Sean has heard that SSDs lose sectors over time. Leo says all hard drives do that. SSDs, though, use wear leveling to make sure that all sectors wear out equally. That's why he uses all SSDs in his computers -- they're very robust. SSDs are now getting cheaper in price, too, making it affordable to use for everyone.
Sam has a ton of pictures and he wants to know how to back them up across multiple DVDs. Leo says that burn programs like Roxio DVD creator can do this automatically. It's great for doing them all at once.
Leo says a better and more affordable way to go is just to back them up on a 2TB hard drive or thumb drive. Then Rick won't have to worry about reburning them later.

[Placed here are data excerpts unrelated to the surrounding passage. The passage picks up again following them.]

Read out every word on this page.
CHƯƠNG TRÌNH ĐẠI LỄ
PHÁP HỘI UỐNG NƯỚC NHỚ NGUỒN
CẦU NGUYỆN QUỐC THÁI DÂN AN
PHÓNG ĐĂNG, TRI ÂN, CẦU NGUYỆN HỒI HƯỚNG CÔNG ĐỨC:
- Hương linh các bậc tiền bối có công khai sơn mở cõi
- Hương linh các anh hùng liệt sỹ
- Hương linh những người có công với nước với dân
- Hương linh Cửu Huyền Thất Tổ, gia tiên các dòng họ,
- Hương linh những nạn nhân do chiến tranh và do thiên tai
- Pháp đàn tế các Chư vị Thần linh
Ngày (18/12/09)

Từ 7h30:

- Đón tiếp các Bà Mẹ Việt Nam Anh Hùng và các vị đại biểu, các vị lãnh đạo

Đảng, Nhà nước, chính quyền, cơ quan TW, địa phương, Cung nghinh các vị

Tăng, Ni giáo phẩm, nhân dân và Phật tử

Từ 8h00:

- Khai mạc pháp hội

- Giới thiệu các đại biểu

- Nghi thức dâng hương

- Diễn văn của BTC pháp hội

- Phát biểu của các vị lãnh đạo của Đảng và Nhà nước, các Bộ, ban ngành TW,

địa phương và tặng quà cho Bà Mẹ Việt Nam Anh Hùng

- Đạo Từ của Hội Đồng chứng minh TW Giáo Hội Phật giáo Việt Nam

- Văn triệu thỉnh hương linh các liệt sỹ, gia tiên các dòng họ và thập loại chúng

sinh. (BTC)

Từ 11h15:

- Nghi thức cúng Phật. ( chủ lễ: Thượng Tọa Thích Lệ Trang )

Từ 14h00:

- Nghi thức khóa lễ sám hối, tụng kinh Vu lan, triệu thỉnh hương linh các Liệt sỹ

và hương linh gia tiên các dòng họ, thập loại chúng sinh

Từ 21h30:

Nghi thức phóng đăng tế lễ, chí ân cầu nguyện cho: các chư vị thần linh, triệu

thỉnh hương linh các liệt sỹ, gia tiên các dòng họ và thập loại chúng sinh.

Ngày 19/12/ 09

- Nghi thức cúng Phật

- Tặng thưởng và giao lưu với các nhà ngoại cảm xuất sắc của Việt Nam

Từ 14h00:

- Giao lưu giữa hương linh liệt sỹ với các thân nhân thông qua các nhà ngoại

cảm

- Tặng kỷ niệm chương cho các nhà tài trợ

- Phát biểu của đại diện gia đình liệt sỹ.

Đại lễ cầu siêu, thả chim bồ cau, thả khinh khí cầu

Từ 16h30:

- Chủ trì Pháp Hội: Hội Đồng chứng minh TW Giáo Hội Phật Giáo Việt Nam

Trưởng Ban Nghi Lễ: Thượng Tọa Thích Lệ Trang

Bruce has an 80GB iPod classic. The iPod died and he's pulled the drive out of it and put it in a drive adapter for minidrives. He plugged it into his USB port to try and get the music off it. Leo says that if he can see the drive, he should be able to get to it. But Bruce says that while it's in the drive manager, it says "no volume found."
Ted is looking to replace his hard drive in his MacBook Pro. Leo has done that with all his laptops, replacing them with SSDs. It can be a challenge to replace the hard drive, depending on what model MacBook Pro he has. The modern MacBook Pros are a bit easier, although the screws are tiny and of difference lengths. Once he has opened it up, replacing the hard drive is pretty straight forward.
Chris wants to get some data off an old Windows 98 machine, but doesn't know how to do it. Leo says to pull the drive out of the computer and get a Universal Drive Adapter. Then he can essentially turn the drive into a USB drive, plug it in to his new computer via USB and pull the data off it.
Since hard drives have become a mature technology, the differences between them are more trivial. However, there are several models that are best for certain tasks. Depending on what the drive will be used for, rotation speed, reliability, storage capacity, and power consumption, may be important factors. But the most dramatic differences are between Hard Disk Drives and the newer Solid State Drives.
Mark is looking for a 2TB desktop hard drive. Leo says that hard drives are commodities these days, and no one brand is really better than another. Leo does use Western Digital though, the Caviar line. They're 7200 rpm and he can get them in various models. "Red" drives are for network attached storage and are slow, but reliable, "Black" drives are faster and "Green" drives are eco-friendly and lower power. The VelociRaptor models are 10,000 rpm and are great high performance drives. But now that we're in the world of SSDs, spinning hard drives are less important.
Greg is going out of the country for a few years and wants to be sure that his data is backed up and safe while he's gone. Leo suggests having two terabyte drives and put backups on both, then keep one of the drives off site. Then he should swap them periodically.
Julian uses BitLocker to encrypt his laptop hard drive. Is that adequate? Leo says absolutely. It's more than sufficient. And with more than 12,000 laptops being lost and stolen every week at airports, it's a wise idea to encrypt his laptop hard drive when he's traveling. But remember -- BitLocker requires certificates, so he can't lose them. It's wise to back them up or he won't be able to decrypt his drive. He should make sure that he uses a very good, random password for the encryption as well.